Говоря Жаклин о «духовной инициативе», Пастернак – юрист! – отгораживался от азбучных юридических обстоятельств, от невозможности строить деловые отношения на эфемерной основе. Предлагая волку с овцой жить дружно, он бы, вероятно, не удивился появлению очередного Евграфа с волшебным цилиндром.

В полном противоречии с этим самообманом, в переписке Бориса Леонидовича все чаще начинают обсуждаться весьма земные денежные вопросы. 31 января 1959 года он писал Жаклин:

«Что касается денежных дел, то я не могу придти к окончательному решению. Я даже не представляю себе общей суммы, которую собрал для меня из разных источников Фельтринелли и которую он где-то хранит. Я не хочу этого знать, потому что и без того мое положение в обществе мифически нереально, как нераскаявшегося предателя родины, от которого ждут, что он повинится и поступится своей честью, чего я никогда не сделаю. Если я воспользуюсь заграничными деньгами, то стану настоящим предателем. Я не знаю общей суммы, но она должна быть очень велика. Если она находится под защитой (или под именем) Фельтринелли, пусть так и останется, пусть он берет оттуда деньги по моим указаниям, если ему не трудно, и если он еще согласен терпеть мои колебания и невольную медлительность.

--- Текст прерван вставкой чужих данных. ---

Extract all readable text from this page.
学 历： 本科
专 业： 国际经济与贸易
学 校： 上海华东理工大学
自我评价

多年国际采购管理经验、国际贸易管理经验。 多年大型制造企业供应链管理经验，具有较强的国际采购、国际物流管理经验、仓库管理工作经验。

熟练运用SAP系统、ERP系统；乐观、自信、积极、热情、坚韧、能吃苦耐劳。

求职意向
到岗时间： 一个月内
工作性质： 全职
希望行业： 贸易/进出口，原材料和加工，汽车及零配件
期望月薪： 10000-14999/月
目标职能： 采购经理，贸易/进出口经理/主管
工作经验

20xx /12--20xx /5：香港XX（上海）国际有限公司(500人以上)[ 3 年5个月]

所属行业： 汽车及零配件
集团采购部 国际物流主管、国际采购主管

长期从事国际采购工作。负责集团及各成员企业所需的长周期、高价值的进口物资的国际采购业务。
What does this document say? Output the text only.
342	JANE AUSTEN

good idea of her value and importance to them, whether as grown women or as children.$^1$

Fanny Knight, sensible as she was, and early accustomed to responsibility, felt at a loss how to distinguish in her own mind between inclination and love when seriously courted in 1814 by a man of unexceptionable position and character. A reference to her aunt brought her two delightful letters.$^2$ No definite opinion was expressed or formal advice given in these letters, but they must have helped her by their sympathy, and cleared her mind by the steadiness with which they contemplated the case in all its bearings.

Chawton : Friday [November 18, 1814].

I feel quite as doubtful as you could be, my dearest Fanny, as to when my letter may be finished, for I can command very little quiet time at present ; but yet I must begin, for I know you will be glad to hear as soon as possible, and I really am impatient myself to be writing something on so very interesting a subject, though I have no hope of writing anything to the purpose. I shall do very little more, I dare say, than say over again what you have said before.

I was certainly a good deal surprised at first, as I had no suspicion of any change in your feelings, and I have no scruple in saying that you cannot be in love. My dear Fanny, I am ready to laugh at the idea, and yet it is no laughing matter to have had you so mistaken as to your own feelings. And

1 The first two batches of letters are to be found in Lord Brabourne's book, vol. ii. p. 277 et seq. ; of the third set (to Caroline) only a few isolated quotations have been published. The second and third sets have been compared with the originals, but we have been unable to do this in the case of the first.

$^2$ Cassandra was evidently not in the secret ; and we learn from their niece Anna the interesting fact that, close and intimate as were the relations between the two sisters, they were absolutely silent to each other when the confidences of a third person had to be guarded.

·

Возможно, что атмосфера вокруг меня изменится. Но я ему бесконечно признателен, больше, чем он может себе представить, за благородство его хлопот и услуг, за трудности и неприятности, которые постоянно возникают у него из-за меня. Он всегда был в высшем смысле честен по отношению ко мне. Не забывайте этого, Жаклин, и не спорьте с ним, не давите на него, – это чистое, легко устранимое недоразумение. Но если он устал от меня (у него есть на это право), тогда я буду умолять Вас заменить его в этой роли и передать все деньги под Ваше наблюдение».

Получив финансовый отчет от Фельтринелли и узнавая время от времени сторонними путями о своих доходах за границей, Пастернак 2 февраля 1959 года писал в Милан через Париж, прося выплатить денежные суммы по приложенному списку. Здесь были и родственники, и переводчики, и незнакомые ему лично корреспонденты, и московские корреспонденты западных агентств, помогавшие в переправке писем.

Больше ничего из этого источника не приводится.